Probably a topic for another thread, but I don’t see it as particularly “precedent-setting”. Obama used emergency declarations so often that they became routine:

USA Today (2015) - White House: States of emergency are just formalities

And Obama certainly wasn’t alone in that regard. Past presidents have declared national emergencies rather regularly.

Frankly, I’m not overly-concerned that this is going to open up a can of worms on executive gun control above and beyond the powers that Congress has already delegated (far too many imho). The left-wing “you just wait” warnings seem more than a tad over-the-top to me.

My preference would be that Congress had not delegate so much power to the executive branch. Obama DID do “something similar when the GOP in congress wouldn’t go along with him”. Remember DACA?

Do you really believe this? That the nation is in danger of collapse in the next 23 months?

Everything we cherish about this country is eroding, because of Trump and his supporters. It may take more than 23 months, but we’re certainly on the road to ruin.

It’s probably become “normal” to many Americans to have a President that regularly makes juvenile personal attacks against those who disagree with him, regularly denigrates the professionalism of national security professionals and institutions, who bragged about violating the consent of women and girls on multiple occasions, who unapologetically praised and made excuses for white supremacists, and who spent several years spreading an evidence-free racist conspiracy theory.

But it shouldn’t be.

But Trump wouldn’t have been elected in the first place if there weren’t a significant number of Americans for whom such things were already “normal.” In many ways, Trump is a symptom rather than a cause of what’s wrong with America.

Yes, that’s very true. And sad.

I think it has in the sense that you can expect similar behavior from future presidents. Only less childish.

There was an article - wish I could find it, might have been the Atlantic or something - that pointed out that people crave normalcy. The article basically said that many of Trump’s opponents want there to be a sustained, intense, level of outrage against Trump for the duration of his 4 years in office, but that that level of intensity is only really possible for strong-blue Ds to sustain - that most people can’t keep it up because it is really draining and wearying. It is human nature, even in the worst circumstances, to try to find some sort of normalcy which feels more familiar and comforting and to normalize things.

You’re correct up to a point: a president creates his own norms and there’s not much his political opposition can do other than defeat him in the next election.
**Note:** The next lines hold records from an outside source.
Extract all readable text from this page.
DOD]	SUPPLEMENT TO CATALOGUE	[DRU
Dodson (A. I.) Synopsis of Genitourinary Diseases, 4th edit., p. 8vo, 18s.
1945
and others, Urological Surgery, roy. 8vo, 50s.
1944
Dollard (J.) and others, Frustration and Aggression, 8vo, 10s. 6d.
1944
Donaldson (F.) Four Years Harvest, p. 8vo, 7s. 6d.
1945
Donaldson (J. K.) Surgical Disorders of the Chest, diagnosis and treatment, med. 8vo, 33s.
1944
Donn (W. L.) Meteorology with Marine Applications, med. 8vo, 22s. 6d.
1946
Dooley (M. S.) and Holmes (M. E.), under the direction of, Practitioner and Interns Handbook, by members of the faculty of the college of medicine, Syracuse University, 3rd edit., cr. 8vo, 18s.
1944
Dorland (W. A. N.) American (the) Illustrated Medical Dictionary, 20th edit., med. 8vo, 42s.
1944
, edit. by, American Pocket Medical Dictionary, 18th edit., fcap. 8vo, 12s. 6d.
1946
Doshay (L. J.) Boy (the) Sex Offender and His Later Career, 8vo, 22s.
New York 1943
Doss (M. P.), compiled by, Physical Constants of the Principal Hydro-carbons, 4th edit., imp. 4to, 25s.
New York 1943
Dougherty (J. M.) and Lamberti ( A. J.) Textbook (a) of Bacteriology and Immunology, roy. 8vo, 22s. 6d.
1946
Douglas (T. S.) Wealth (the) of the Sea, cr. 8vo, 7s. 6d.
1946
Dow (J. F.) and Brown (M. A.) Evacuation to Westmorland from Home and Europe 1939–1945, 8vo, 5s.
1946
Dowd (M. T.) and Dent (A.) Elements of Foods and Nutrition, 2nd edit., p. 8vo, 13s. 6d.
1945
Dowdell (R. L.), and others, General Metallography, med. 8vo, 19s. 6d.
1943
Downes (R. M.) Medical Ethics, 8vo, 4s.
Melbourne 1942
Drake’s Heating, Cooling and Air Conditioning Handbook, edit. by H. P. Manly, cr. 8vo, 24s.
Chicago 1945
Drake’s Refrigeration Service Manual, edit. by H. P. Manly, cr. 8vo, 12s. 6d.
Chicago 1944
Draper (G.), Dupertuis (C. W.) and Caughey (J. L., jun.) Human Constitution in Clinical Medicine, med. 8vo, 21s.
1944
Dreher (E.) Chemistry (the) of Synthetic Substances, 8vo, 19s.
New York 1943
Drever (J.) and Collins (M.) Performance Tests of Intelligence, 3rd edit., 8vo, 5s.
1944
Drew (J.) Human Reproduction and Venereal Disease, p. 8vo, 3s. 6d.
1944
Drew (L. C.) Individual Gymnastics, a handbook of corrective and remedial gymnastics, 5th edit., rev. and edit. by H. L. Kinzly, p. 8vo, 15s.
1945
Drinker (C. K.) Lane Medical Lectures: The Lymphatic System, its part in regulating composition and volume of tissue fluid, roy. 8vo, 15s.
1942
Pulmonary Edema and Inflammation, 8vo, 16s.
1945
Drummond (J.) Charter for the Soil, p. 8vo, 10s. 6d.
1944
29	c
But by not normalizing the president, I think what people really mean is that we don’t have to accept his behavior and that it ought to be criticized. Sure, over time, strident criticism can end up turning into white noise, as it has often done to some extent in the media. However, what we’ve seen politically is a groundswell of new activism in response to Trump, and that has had consequences - real ones for the president and his party…like losing the House of Representatives, for instance.

The House victory was brought to you courtesy of millions of citizen activists who refused to normalize and accept the president’s racial overtones and undertones, who refused to accept his daily lying, and who refuse to accept his corruption. The media has been an outrage machine, which Trump has exploited well. But underneath it all is real anger and a refusal to accept that someone so horribly unqualified can continue to lead this country past 2020.

But the House victory paled in comparison to the turnover of seats in the House that took place in the first midterms after Clinton and Obama were elected (1994 and 2010), unless you mean that those two midterms were the result of American voters refusing to “normalize” a Clinton or Obama presidency (those two presidents were utterly normal compared to Trump.)
If the American electorate were truly refusing to normalize Trump, you would have seen a turnover of something like 100 to 200 seats flipped in the House. Something earthshaking. What happened in November 2018 fell entirely within normal parameters.